– Может, что скрал в Париже, – добродушно говорил Алексей Михайлович, показывая свои последние вещи, – да без того нельзя, надо хоть таким образом пересаживать их художественную культуру к нам, а то мы уж очень опростились и отстали от Европы. Только вот беда: посмотришь – захочется самому работать, а тут понадобятся заказы, и не дадут укрепиться на новых позициях.
– А ты, – говорю ему, – воздержись от заказов.
– Воздержаться? А как? Я уже въехал в эту жизнь, из которой нет возврата. Каждый стул, чашка, чайник с покрышкой уже привязали тебя к определенному кругу, обществу, которые требуют от тебя этой обстановки, и платья, и галстука. Требует и семья, так как у нее уже образовались определенные привычки. Помнишь картину Штука «Война»? Эту ужасную утомленную лошадь, шагающую по трупам? Мне кажется, что и у меня на шее сидит страшный Молох, который понукает меня и которого я должен везти и день и ночь, пока не паду на дороге или не приду к тому же концу, как Позднеев.
– А что, – спрашиваю, – с ним случилось, почему его не видно?

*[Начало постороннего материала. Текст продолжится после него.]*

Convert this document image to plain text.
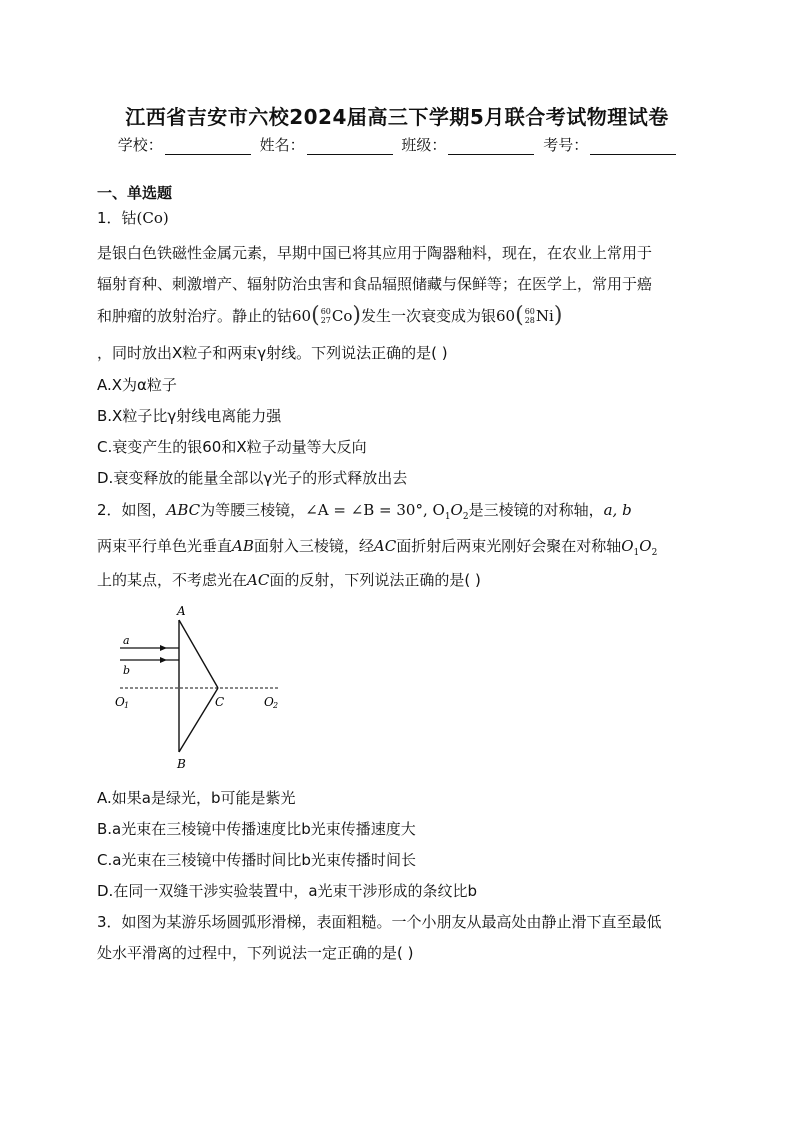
江西省吉安市六校2024届高三下学期5月联合考试物理试卷
学校：	姓名：	班级：	考号：
一、单选题
1．钴(Co)
是银白色铁磁性金属元素，早期中国已将其应用于陶器釉料，现在，在农业上常用于
辐射育种、刺激增产、辐射防治虫害和食品辐照储藏与保鲜等；在医学上，常用于癌
和肿瘤的放射治疗。静止的钴 60 ( 60
27 Co ) 发生一次衰变成为银 60 ( 60
28 Ni )
，同时放出X粒子和两束γ射线。下列说法正确的是( )
A.X为α粒子
B.X粒子比γ射线电离能力强
C.衰变产生的银60和X粒子动量等大反向
D.衰变释放的能量全部以γ光子的形式释放出去
2．如图，ABC为等腰三棱镜，∠A = ∠B = 30°, $O_1O_2$是三棱镜的对称轴，a, b
两束平行单色光垂直AB面射入三棱镜，经AC面折射后两束光刚好会聚在对称轴$O_1O_2$
上的某点，不考虑光在AC面的反射，下列说法正确的是( )
A
B
C
a
b
O 1	O 2
A.如果a是绿光，b可能是紫光
B.a光束在三棱镜中传播速度比b光束传播速度大
C.a光束在三棱镜中传播时间比b光束传播时间长
D.在同一双缝干涉实验装置中，a光束干涉形成的条纹比b
3．如图为某游乐场圆弧形滑梯，表面粗糙。一个小朋友从最高处由静止滑下直至最低
处水平滑离的过程中，下列说法一定正确的是( )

– Как что? Разве не слыхал, как он объявил себя обманщиком? Когда его вылечили, он работал, а потом и говорит: «Обманул я Академию и себя обманываю: как ни бьюсь, а вижу, что нет у меня того, что надо для искусства. В нем я просто лишний человек». И стал он тайком от доктора, который его лечил и следил за ним, снова пить, и это привело его к быстрому концу: он скоропостижно умер.
Влияние заказа сказывалось в вещах, писанных Кориным и после Парижа. Заученные приемы, как метла, заметали следы европейской живописи, в тонах картины часто сквозила общая охровая иконописная подкладка и мелкая колонковая кисть выдавала себя в проработке деталей.
Стряхивая с себя эту условность, Корин из-за своих декоративных работ впадал в другую крайность: слащавую красивость панно и плафона. – Как это так, что не поймешь своего места в жизни, – говорил Корин. – Нужен я или не нужен? Если я признан художником и меня отмечают приобретением моих вещей в музеи, то, казалось бы, должны мне дать и возможность работать по искусству, а выходит не так: условия для работы я должен создавать другой работой, подрывающей мою чисто художественную деятельность. И кому предъявлять это право на свободную работу в искусстве? Правительству до нас мало дела, а общество требует только угождения. Значит, действительно так, что брошены мы в воду и должны сами биться и выплывать, топя других. И выплывающие не все долго удерживаются на поверхности, а большинство, как и я, должны, видно, тонуть от потери сил. Чувствую ясно ненормальность нашего положения при настоящем строе, а как его изменить – не знаю.
И Корин ищет для себя спасения, он хочет бежать от заказов, старается найти условия, при которых ему ничто не мешало бы заняться своим делом среди природы и людей. Как многие из художников, ищет своей скорлупы-собственности, тихой бухты для своего творчества. Он хочет строить свою дачу-мастерскую в деревне. А для этого снова надевает хомут, берет заказы, делает довольно крупный для него заем и начинает строить свой приют.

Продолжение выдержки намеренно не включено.